Deftig und treffend beschrieb der Vize-Regierungschef von Schleswig-Holstein, Robert Habeck, auf dem Parteitag der Grünen in Berlin an diesem Samstag die Lage. "Wir haben immer noch die Haltung, das System ist Scheiße, wir müssen es nur verändern." Der Satz ging an den Spitzenkandidaten der Ökopartei, Jürgen Trittin. "Dabei sind wir längst das System", setzte Habeck nach. Mit Rechthaberei sei deshalb keine Wahl zu gewinnen gewesen, es gehe darum, andere ernst zu nehmen und Recht zu bekommen. "Am Ende hatten wir alle Freunde vergrault und zuletzt waren wir im Wahlkampf nur noch von Wölfen umzingelt."
Ähnlich klar analysierte Baden-Württembergs Ministerpräsident Winfried Krestchmann das Schlamassel-Ergebnis im Bund von 8,4 Prozent, nachdem Umfragen die Partei zwischenzeitlich gar bei bis zu 20 Prozent taxiert hatten. Mit Forderungen nach mehr Steuern lasse sich nur ein Lagerwahlkampf erreichen, der für die Grünen schief gehe, weil Ökologie dann keine Rolle mehr spiele und sie auch nicht glaubhaft offen für eine andere Koalition als mit der SPD seien.
"Wir sind nicht mehr am Rand, wir sind in der Mitte der Gesellschaft angekommen", da sei nicht mehr Angriff die richtige Haltung, sondern der Wille zum Schmieden stabiler Mehrheiten, "lieber Jürgen", kritisierte der grüne Oberrealo aus dem Südwesten nochmals Trittin. Liberal und angemessen sei auch, dass niemand den Leuten vorschreibe, "wie sie von der Wiege bis zur Bahre leben sollen" - Stichwort Veggie Day. Regeln seien nötig, aber nur in Maßen.

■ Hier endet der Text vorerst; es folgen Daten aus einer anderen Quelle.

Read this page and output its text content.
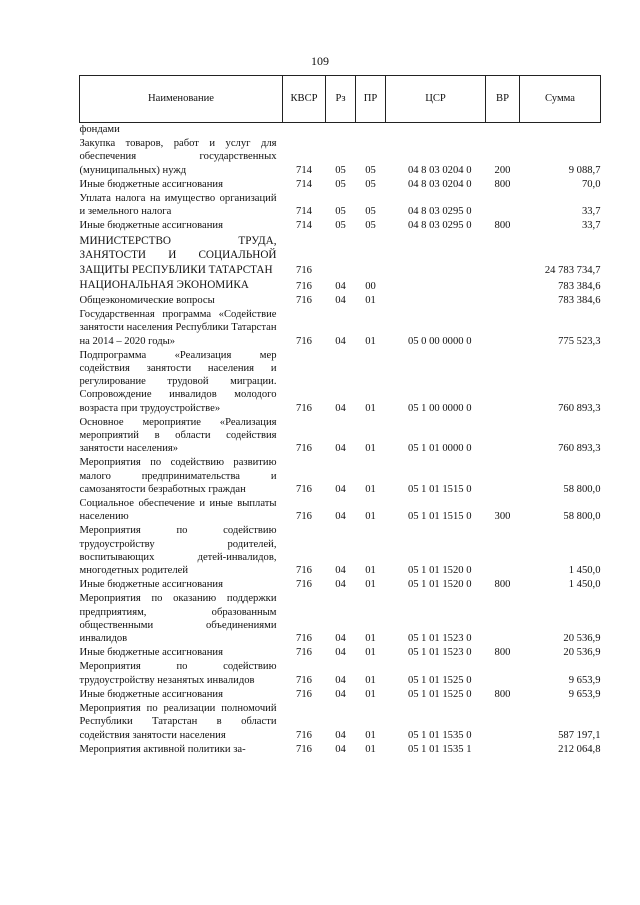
109
Наименование	КВСР	Рз	ПР	ЦСР	ВР	Сумма
фондами						
Закупка товаров, работ и услуг для обеспечения государственных (муниципальных) нужд	714	05	05	04 8 03 0204 0	200	9 088,7
Иные бюджетные ассигнования	714	05	05	04 8 03 0204 0	800	70,0
Уплата налога на имущество организаций и земельного налога	714	05	05	04 8 03 0295 0		33,7
Иные бюджетные ассигнования	714	05	05	04 8 03 0295 0	800	33,7
МИНИСТЕРСТВО ТРУДА, ЗАНЯТОСТИ И СОЦИАЛЬНОЙ ЗАЩИТЫ РЕСПУБЛИКИ ТАТАРСТАН	716					24 783 734,7
НАЦИОНАЛЬНАЯ ЭКОНОМИКА	716	04	00			783 384,6
Общеэкономические вопросы	716	04	01			783 384,6
Государственная программа «Содействие занятости населения Республики Татарстан на 2014 – 2020 годы»	716	04	01	05 0 00 0000 0		775 523,3
Подпрограмма «Реализация мер содействия занятости населения и регулирование трудовой миграции. Сопровождение инвалидов молодого возраста при трудоустройстве»	716	04	01	05 1 00 0000 0		760 893,3
Основное мероприятие «Реализация мероприятий в области содействия занятости населения»	716	04	01	05 1 01 0000 0		760 893,3
Мероприятия по содействию развитию малого предпринимательства и самозанятости безработных граждан	716	04	01	05 1 01 1515 0		58 800,0
Социальное обеспечение и иные выплаты населению	716	04	01	05 1 01 1515 0	300	58 800,0
Мероприятия по содействию трудоустройству родителей, воспитывающих детей-инвалидов, многодетных родителей	716	04	01	05 1 01 1520 0		1 450,0
Иные бюджетные ассигнования	716	04	01	05 1 01 1520 0	800	1 450,0
Мероприятия по оказанию поддержки предприятиям, образованным общественными объединениями инвалидов	716	04	01	05 1 01 1523 0		20 536,9
Иные бюджетные ассигнования	716	04	01	05 1 01 1523 0	800	20 536,9
Мероприятия по содействию трудоустройству незанятых инвалидов	716	04	01	05 1 01 1525 0		9 653,9
Иные бюджетные ассигнования	716	04	01	05 1 01 1525 0	800	9 653,9
Мероприятия по реализации полномочий Республики Татарстан в области содействия занятости населения	716	04	01	05 1 01 1535 0		587 197,1
Мероприятия активной политики за-	716	04	01	05 1 01 1535 1		212 064,8
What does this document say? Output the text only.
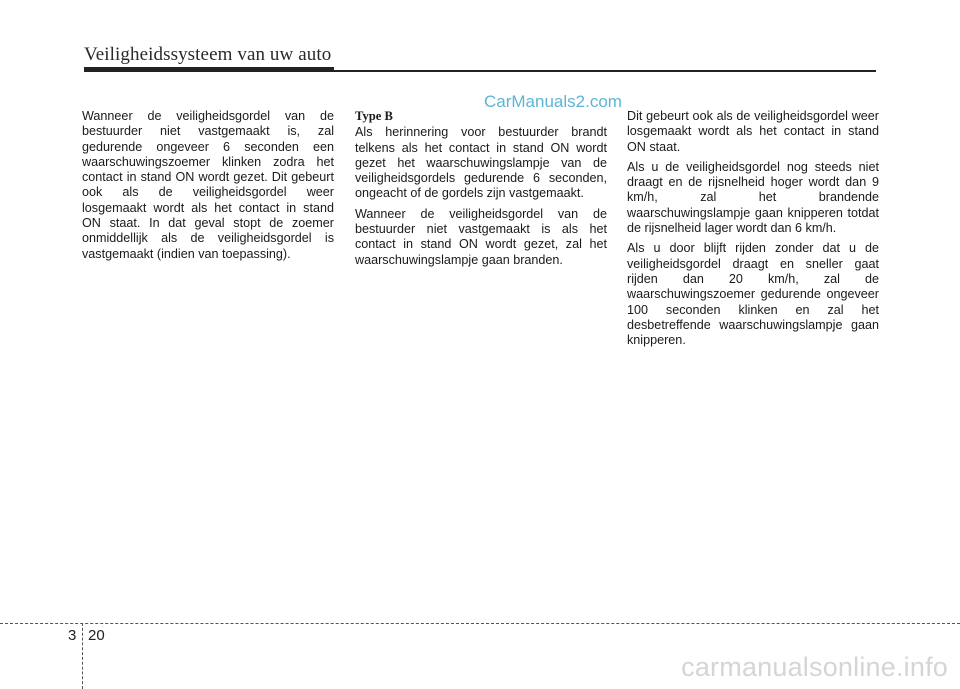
Veiligheidssysteem van uw auto
CarManuals2.com

Wanneer de veiligheidsgordel van de bestuurder niet vastgemaakt is, zal gedurende ongeveer 6 seconden een waarschuwingszoemer klinken zodra het contact in stand ON wordt gezet. Dit gebeurt ook als de veiligheidsgordel weer losgemaakt wordt als het contact in stand ON staat. In dat geval stopt de zoemer onmiddellijk als de veiligheidsgordel is vastgemaakt (indien van toepassing).

Type B

Als herinnering voor bestuurder brandt telkens als het contact in stand ON wordt gezet het waarschuwingslampje van de veiligheidsgordels gedurende 6 seconden, ongeacht of de gordels zijn vastgemaakt.

Wanneer de veiligheidsgordel van de bestuurder niet vastgemaakt is als het contact in stand ON wordt gezet, zal het waarschuwingslampje gaan branden.

Dit gebeurt ook als de veiligheidsgordel weer losgemaakt wordt als het contact in stand ON staat.

Als u de veiligheidsgordel nog steeds niet draagt en de rijsnelheid hoger wordt dan 9 km/h, zal het brandende waarschuwingslampje gaan knipperen totdat de rijsnelheid lager wordt dan 6 km/h.

Als u door blijft rijden zonder dat u de veiligheidsgordel draagt en sneller gaat rijden dan 20 km/h, zal de waarschuwingszoemer gedurende ongeveer 100 seconden klinken en zal het desbetreffende waarschuwingslampje gaan knipperen.

3 20
carmanualsonline.info
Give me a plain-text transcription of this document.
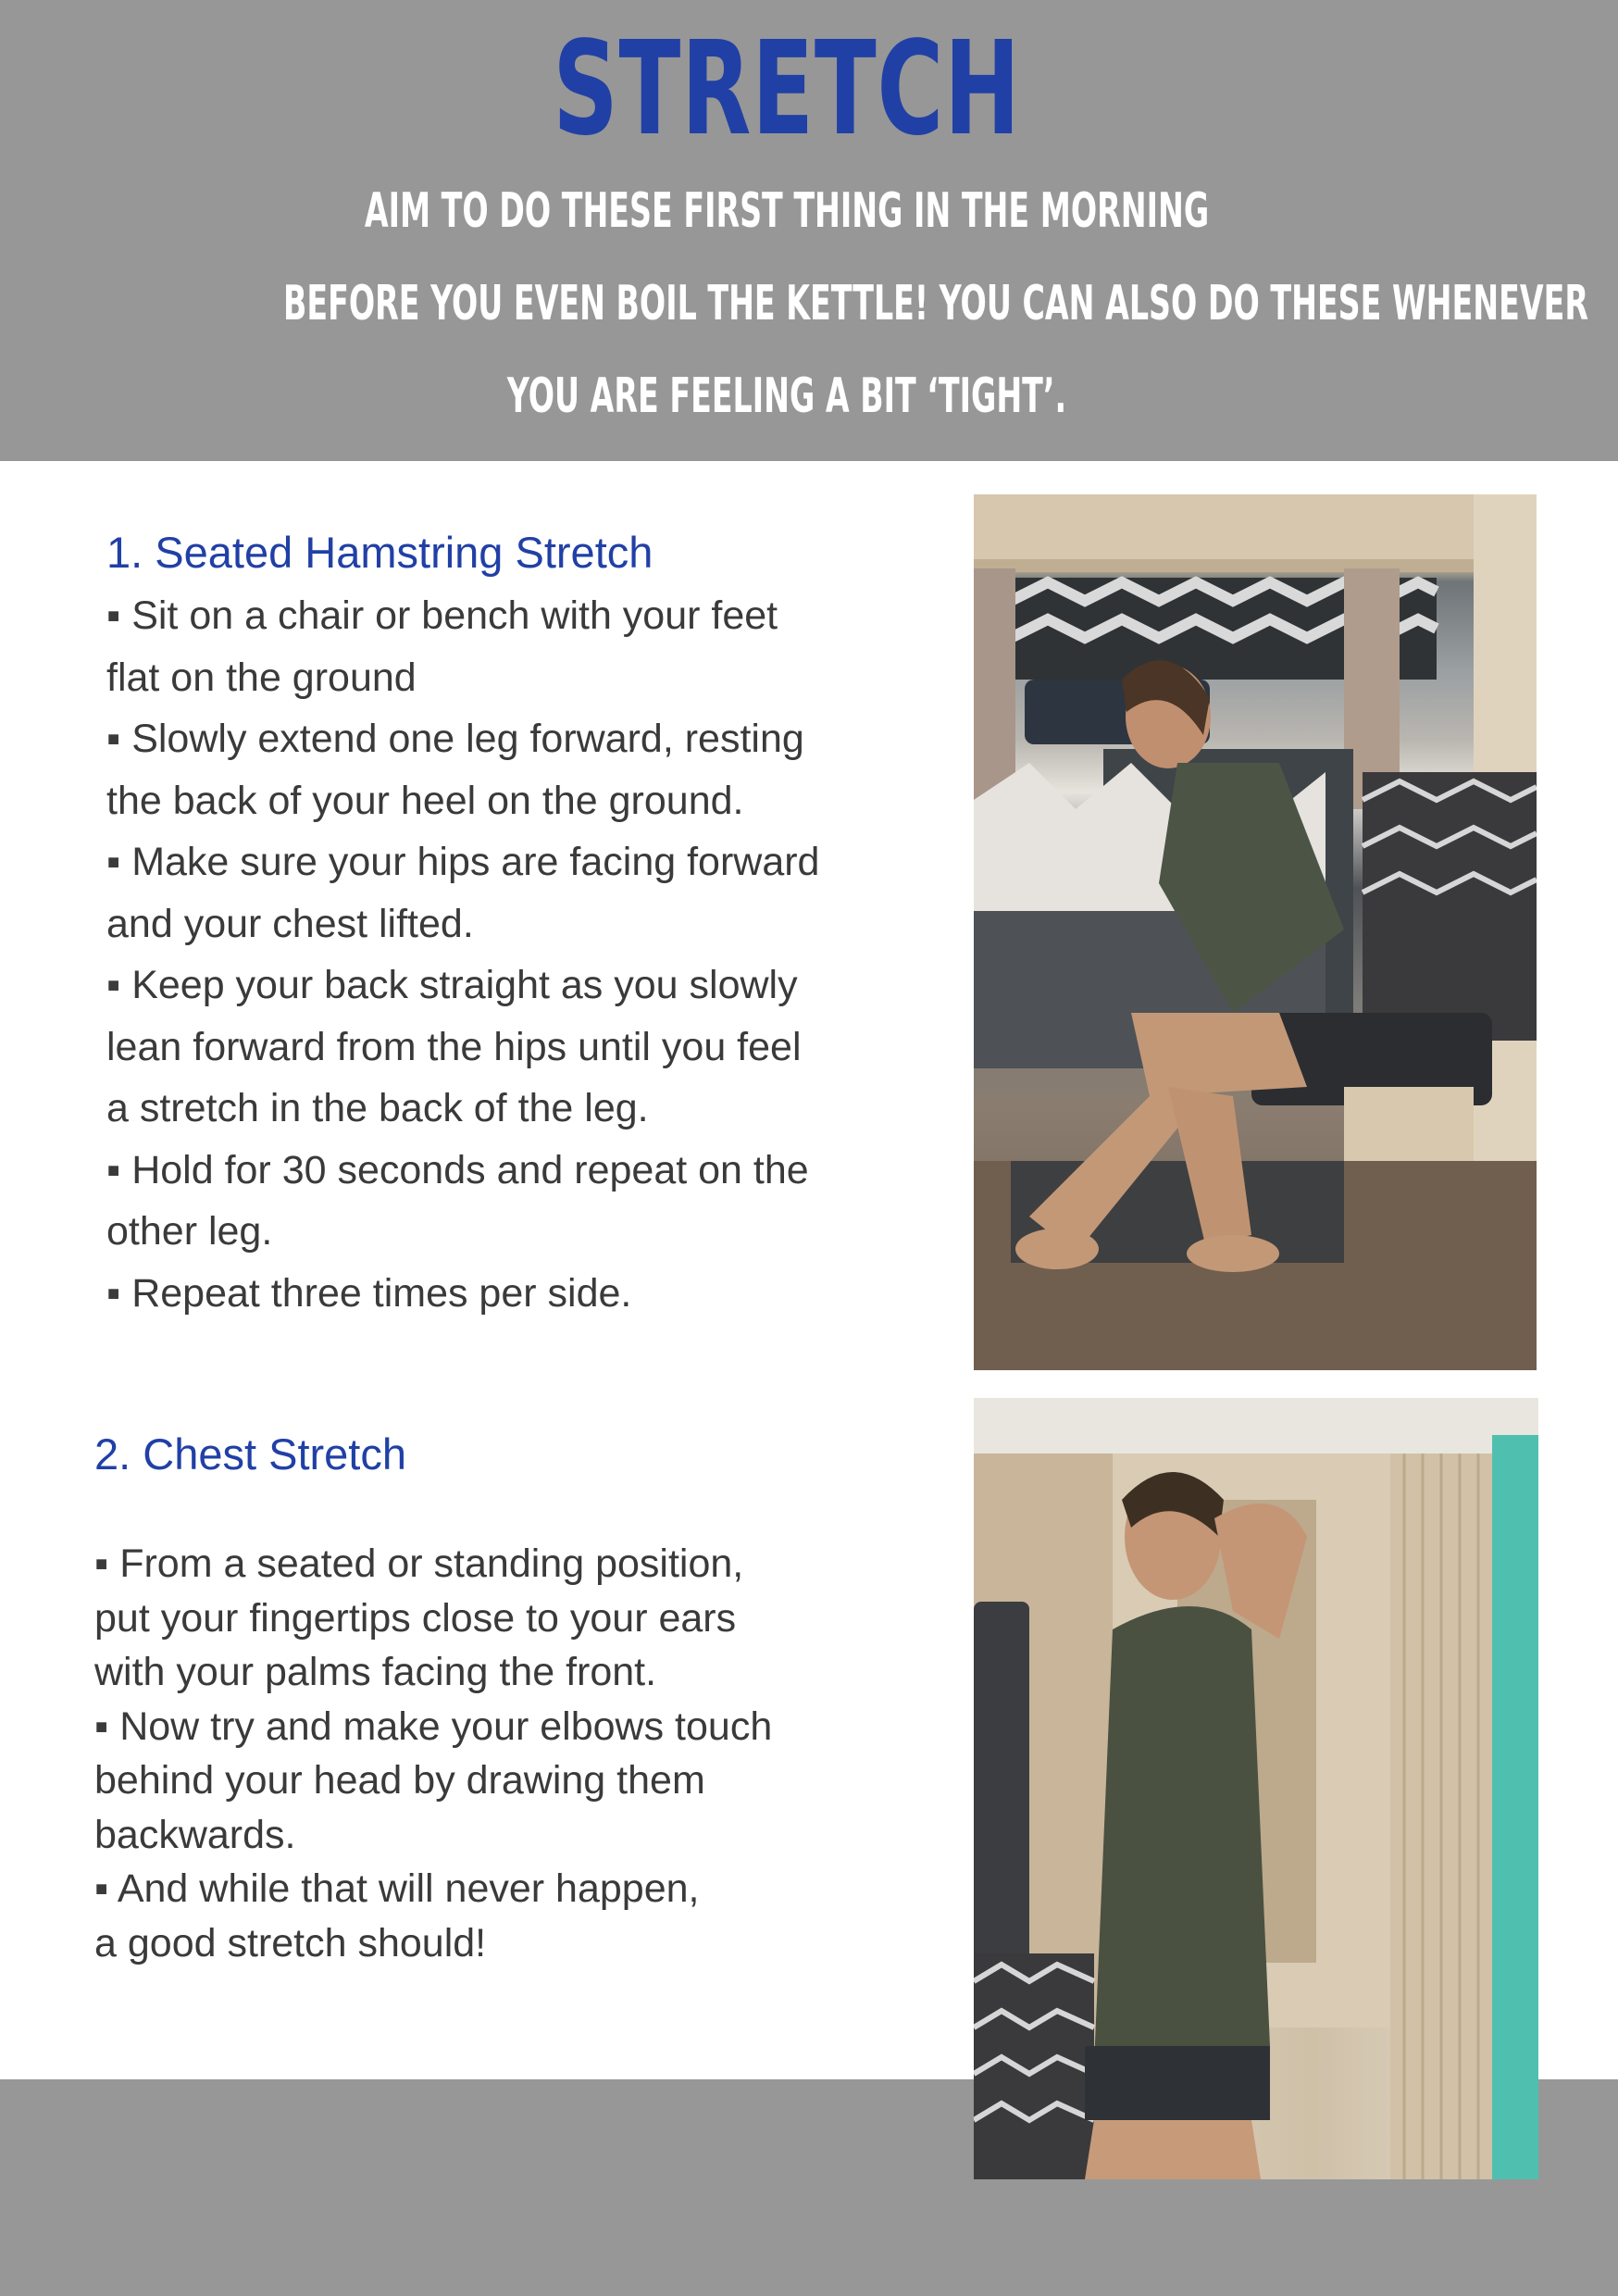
STRETCH
AIM TO DO THESE FIRST THING IN THE MORNING
BEFORE YOU EVEN BOIL THE KETTLE! YOU CAN ALSO DO THESE WHENEVER
YOU ARE FEELING A BIT ‘TIGHT’.
1. Seated Hamstring Stretch
▪ Sit on a chair or bench with your feet
flat on the ground
▪ Slowly extend one leg forward, resting
the back of your heel on the ground.
▪ Make sure your hips are facing forward
and your chest lifted.
▪ Keep your back straight as you slowly
lean forward from the hips until you feel
a stretch in the back of the leg.
▪ Hold for 30 seconds and repeat on the
other leg.
▪ Repeat three times per side.
2. Chest Stretch
▪ From a seated or standing position,
put your fingertips close to your ears
with your palms facing the front.
▪ Now try and make your elbows touch
behind your head by drawing them
backwards.
▪ And while that will never happen,
a good stretch should!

Nun ist zwar an diesem Wochenende beim Länderrat, dem kleinen Parteitag der Grünen, schnell nach der Wahl klar, dass sich fast das gesamte vordere Führungspersonal auswechselt. Doch völlig unklar ist, ob jene neuen Führungsleute stark genug sind, die Sonnenblumenpartei wieder glaubhaft zu machen bei Unternehmern oder der bürgerlichen Mittelschicht.